How an entrepreneur, who didn’t know how to cook, started a recipe company

1 year ago 96

Unless you are an avid food prepper, “what’s for dinner” is probably the phrase uttered everyday in most households.

Ten years ago, SideChef founder and CEO Kevin Yu set out to make it easier to answer that question by creating an all-in-one cooking, shopping and meal planning app. He later brought on Cadence Hardenbergh as co-founder and COO.

Recipe management itself not a new concept, and SideChef is among a group of startups bringing technology to a sector where handwritten recipes kept in a folder or Rolodex is the norm. We’ve seen companies like Galley Solutions and meez do it for restaurants, while Pestle, Whisk, Foody and even Instacart are creating apps for consumers.

However, SideChef’s “secret sauce,” if you will, is its more than 12,000 shoppable recipes that can be added to your cart and all of the ingredients needed to make that recipe are delivered or made available for in-store pickup from Walmart. There is also a “create your own” feature so that account holders can upload their own recipes and even share them publicly.

Cadence Hardenbergh Kevin Yu SideChef recipe app

SideChef co-founders Cadence Hardenbergh and Kevin Yu. Image Credits: SideChef

The app is free to download and now has over 20,000 “smart recipes” that users can filter by dietary preferences, ingredients you already have in your kitchen, cuisine or cook time. There is a monthly subscription of $4.99 that comes with a premium version providing recipes from SideChef culinary experts.

Prior to starting the company, Yu was a video game developer for eight years, working with Warcraft and Blizzard. He admits that he didn’t know how to cook at the time, but was curious if there was a step-by-step guide via an app that helped people cook. When SideChef launched in 2014, it was named “Best App of the Year for Google Play.”

“That was really big validation for us,” Yu told TechCrunch.

Following that, the company got its first seed round and built up its platform so that tablets, iPhone, Android and even smart home hubs can read off the step-by-step cooking instructions. Yu described it as “the start of the journey in which our mission is to allow anyone to be able to cook.”

However, there was a point where he realized that monetizing recipe users was not the same as video game users: chiefly that people are not going to go into the app and spend a bunch of money buying recipes. So, he went out looking for business models and saw how online grocery, though still low penetration, was becoming a trend.

“Our idea was to take the structured data we had, map out all the ingredients and send lasagna to you in a single click,” Yu added. “We know everything that they need, and the serving size, so we can match some of the grocery database to be able to send the right amount of pasta sauce or pasta.”

SideChef linked up with Instacart around 2016 for the grocery delivery and also went on to work with kitchen appliance makers like Sharp, GE and LG Electronics.

Those new business models have paid off: The company doubled its revenue growth three years in a row, boosted in part by the global pandemic, when Yu said more people started cooking at home.

At the same time, the smart kitchen side led the company to its previously unannounced Series A with LG and now another $6 million in Series B funding. The seed, Series A and Series B give SideChef a total of more than $16 million from institutional investors, including Ideate Ventures, AB Electrolux, Peacock Capital Group, V-ZUG AG, Ilion Capital, Empower Investment, Innolead Investment, LG Technology Ventures and KZone LLC.

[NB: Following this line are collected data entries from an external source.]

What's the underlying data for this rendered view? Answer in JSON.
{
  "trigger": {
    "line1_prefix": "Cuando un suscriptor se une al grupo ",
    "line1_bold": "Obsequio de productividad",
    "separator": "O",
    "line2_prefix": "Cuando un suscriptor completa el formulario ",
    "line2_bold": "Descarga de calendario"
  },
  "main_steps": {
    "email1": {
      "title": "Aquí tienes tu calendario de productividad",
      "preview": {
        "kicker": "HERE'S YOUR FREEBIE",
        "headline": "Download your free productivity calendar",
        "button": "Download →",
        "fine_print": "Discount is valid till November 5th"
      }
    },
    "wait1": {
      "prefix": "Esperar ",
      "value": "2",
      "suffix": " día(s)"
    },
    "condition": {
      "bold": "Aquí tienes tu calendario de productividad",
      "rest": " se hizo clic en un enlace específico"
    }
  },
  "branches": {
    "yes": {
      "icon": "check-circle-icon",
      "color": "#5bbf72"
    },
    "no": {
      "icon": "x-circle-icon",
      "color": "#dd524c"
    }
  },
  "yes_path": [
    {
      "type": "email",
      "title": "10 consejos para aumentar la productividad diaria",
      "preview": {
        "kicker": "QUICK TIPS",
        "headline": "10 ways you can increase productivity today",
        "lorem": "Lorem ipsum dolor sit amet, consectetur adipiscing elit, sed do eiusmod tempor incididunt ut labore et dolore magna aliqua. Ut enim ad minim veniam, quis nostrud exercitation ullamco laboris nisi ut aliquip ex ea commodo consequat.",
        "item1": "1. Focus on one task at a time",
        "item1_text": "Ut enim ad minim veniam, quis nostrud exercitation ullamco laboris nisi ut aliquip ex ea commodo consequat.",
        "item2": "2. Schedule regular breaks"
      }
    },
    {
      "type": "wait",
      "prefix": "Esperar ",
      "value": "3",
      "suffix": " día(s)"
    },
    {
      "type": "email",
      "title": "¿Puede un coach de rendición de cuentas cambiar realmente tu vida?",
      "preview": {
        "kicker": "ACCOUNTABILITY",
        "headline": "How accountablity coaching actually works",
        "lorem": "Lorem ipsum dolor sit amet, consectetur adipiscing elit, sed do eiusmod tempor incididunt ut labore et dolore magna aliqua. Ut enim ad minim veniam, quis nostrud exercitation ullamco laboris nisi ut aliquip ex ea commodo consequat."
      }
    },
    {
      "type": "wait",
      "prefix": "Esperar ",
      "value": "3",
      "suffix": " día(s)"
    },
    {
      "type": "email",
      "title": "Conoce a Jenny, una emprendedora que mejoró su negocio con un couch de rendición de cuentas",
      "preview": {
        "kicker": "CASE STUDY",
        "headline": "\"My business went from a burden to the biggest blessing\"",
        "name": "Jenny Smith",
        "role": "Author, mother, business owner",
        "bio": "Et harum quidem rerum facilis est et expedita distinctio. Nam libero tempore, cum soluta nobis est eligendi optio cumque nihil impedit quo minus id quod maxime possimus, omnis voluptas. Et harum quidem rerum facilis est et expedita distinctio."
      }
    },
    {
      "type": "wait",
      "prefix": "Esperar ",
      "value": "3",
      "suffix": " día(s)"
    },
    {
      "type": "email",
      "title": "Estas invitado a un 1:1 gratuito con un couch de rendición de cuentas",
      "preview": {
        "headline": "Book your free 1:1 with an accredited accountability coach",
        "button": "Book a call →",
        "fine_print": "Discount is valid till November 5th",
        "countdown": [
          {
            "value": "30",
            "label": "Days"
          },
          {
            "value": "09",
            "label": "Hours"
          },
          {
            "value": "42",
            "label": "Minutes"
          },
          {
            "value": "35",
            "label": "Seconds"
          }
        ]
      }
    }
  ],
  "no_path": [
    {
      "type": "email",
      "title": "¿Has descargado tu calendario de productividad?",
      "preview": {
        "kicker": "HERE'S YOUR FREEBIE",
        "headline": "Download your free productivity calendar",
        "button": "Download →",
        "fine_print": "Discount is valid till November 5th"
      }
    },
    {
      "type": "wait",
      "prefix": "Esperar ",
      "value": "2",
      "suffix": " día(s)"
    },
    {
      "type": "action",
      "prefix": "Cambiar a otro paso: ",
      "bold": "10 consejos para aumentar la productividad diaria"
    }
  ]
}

The new funding enables SideChef to move into its next phase of growth that includes an end-to-end cooking platform supported by smart kitchen technologies like image recognition devices to allow automated cooking and further monetization of the platform, including online grocery purchasing, contextual marketing and data insights.

“I believe we have the most structured data format of a recipe in the world,” Yu said. “What started as teaching myself how to cook became kind of a ‘Rosetta Stone’ to connect the entire industry.”